Paper No. 3-6
Presentation Time: 9:45 AM
FUNCTIONS OF FLOODPLAINS IN A CHANGING CLIMATE: DIFFERENCES IN SEDIMENT AND PHOSPHORUS CAPTURE ON FLOODPLAINS AND WETLANDS FROM EXTREME AND MODERATE FLOODS
Floodplain and riparian wetland capture of sediment and nutrients provides significant water quality benefits. These benefits can be highly variable depending on the complex interactions of geomorphic, geologic, and land use factors that operate at multiple scales, but also because of differences in the timing, magnitude, and frequency of flood events. Increasing precipitation intensities in the Northeastern United States are making extreme flood events more common, while warmer temperatures also lead to drier years with small floods. In this work, we evaluate the hydrologic controls on sediment and phosphorus deposition patterns across floodplains and riparian wetlands in the Lake Champlain Basin, Vermont, to test the hypothesis that a shifting flow regime will alter the storage function of these systems.
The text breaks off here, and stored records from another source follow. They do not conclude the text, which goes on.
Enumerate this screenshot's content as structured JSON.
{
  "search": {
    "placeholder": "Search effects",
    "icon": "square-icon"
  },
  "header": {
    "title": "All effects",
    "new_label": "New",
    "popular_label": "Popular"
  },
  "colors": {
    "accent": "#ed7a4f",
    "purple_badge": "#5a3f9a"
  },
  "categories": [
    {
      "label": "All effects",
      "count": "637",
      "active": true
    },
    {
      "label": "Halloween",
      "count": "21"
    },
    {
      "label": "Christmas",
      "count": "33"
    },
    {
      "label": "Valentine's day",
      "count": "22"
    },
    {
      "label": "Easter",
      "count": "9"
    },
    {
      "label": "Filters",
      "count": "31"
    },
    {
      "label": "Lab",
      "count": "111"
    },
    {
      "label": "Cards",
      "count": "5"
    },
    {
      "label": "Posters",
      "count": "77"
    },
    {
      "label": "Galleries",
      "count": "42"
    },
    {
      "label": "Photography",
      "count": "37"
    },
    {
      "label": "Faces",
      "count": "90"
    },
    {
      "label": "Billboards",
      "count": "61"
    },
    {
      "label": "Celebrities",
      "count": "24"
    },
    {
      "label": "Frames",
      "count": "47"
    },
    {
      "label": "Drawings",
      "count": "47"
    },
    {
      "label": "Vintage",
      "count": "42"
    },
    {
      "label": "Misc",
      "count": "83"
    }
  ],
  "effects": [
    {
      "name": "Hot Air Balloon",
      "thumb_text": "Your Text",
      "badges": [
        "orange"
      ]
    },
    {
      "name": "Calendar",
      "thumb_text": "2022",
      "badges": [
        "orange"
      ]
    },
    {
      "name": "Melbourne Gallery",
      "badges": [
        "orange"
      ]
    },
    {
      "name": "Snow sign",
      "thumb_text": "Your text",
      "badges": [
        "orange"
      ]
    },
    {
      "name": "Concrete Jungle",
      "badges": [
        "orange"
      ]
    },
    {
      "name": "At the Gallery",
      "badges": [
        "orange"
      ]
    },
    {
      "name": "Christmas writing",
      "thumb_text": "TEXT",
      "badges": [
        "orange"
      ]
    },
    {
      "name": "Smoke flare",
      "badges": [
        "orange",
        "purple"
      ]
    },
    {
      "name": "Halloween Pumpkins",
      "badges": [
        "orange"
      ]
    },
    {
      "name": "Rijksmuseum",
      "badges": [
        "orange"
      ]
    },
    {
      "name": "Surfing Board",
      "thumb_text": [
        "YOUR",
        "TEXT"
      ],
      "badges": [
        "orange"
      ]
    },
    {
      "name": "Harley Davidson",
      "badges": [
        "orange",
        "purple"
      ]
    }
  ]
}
For five years we collected event-scale deposits at 190 monitoring plots distributed across a network of 25 floodplain and wetland sites, located on a wide range of river settings, draining between 5 to 2750 km2 and having channel slopes less than 0.01% to 0.6%. Our monitoring period captured both large flood events, with annual exceedance probabilities between 1 and 0.2%, and more moderate floods, with annual exceedance probabilities greater than 20%. Results indicate that flood magnitude is important for understanding sediment and phosphorus deposition rates, and rates are much greater during large floods, in part because a greater proportion of the floodplain is activated. Our work highlights the increasing importance of well-connected floodplains for mitigating the effects of a changing climate on water quality.